Federal authorities are continuing their investigation into the disgraced financier despite Epstein’s suicide in August in a Manhattan detention center where he was awaiting trial on sex trafficking charges
Andrew’s accuser, Virginia Roberts Giuffre, 36, has asserted that she was forced by Espstein to have sex with Andrew three times when she was just a teenager. On those occasions, Giuffre said, she met the prince in New York, the U.S. Virgin Islands and in London.
In an interview with the BBC last year, the prince said he had “no recollection of ever meeting this lady, none whatsoever.”
Lawyers representing some of Epstein’s other accusers have issued statements urging him to fully cooperate with American investigators as they look into Epstein’s alleged trafficking network and his possible associates.
“I urge Prince Andrew to contact the investigators for the U.S. Attorneys’ Office for the Southern District of New York and volunteer to be interviewed by them without conditions and without delay,” said Gloria Allred, who represents five accusers who are suing Epstein’s estate.

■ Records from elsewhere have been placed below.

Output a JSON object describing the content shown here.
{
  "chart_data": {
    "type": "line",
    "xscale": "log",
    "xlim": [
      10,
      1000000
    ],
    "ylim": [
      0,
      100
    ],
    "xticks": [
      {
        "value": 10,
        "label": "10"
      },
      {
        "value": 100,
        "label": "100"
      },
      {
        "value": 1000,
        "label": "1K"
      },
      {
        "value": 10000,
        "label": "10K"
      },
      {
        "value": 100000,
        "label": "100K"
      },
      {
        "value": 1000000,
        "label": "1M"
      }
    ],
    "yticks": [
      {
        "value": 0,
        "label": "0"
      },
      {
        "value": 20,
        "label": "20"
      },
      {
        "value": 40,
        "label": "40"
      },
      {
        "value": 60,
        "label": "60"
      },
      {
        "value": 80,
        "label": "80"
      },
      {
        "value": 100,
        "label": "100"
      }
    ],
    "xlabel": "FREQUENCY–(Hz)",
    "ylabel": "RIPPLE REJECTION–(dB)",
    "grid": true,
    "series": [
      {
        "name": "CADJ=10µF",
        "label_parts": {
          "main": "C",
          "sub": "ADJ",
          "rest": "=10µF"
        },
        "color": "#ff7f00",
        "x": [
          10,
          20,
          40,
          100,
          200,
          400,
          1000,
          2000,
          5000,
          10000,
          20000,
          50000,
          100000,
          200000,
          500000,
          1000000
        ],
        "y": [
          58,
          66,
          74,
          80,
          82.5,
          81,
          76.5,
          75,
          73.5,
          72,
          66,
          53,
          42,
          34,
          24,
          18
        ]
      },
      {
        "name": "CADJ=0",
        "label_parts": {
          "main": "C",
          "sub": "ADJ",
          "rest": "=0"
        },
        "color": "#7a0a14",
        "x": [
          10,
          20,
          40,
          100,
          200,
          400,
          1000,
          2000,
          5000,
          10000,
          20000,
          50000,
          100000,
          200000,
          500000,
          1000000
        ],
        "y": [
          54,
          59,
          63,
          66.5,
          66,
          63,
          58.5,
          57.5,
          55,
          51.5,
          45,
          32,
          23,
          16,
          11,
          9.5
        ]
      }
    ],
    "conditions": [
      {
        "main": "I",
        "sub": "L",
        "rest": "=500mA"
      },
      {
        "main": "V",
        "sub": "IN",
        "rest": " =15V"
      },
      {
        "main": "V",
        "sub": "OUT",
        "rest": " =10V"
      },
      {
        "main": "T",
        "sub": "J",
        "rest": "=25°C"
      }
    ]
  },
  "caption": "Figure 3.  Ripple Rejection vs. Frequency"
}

Spencer Kuvin, who has represented Epstein accusers in the past, has said Andrew should waive diplomatic immunity and subject himself to the jurisdiction of U.S. authorities.
“He should meet with federal investigators as soon as possible, under oath, and answer for his actions while he spent time with Epstein,” Kuvin said.
“The fact that he used the phrase ‘if required’ shows that he and counsel for the royal family are providing themselves a possible window to argue that compelling the prince’s attendance at a sworn interview could be argued is not ‘required,’ ” Kuvin said. “This is just another way to avoid his moral duty to place the victims first, over any personal relationships he may have.”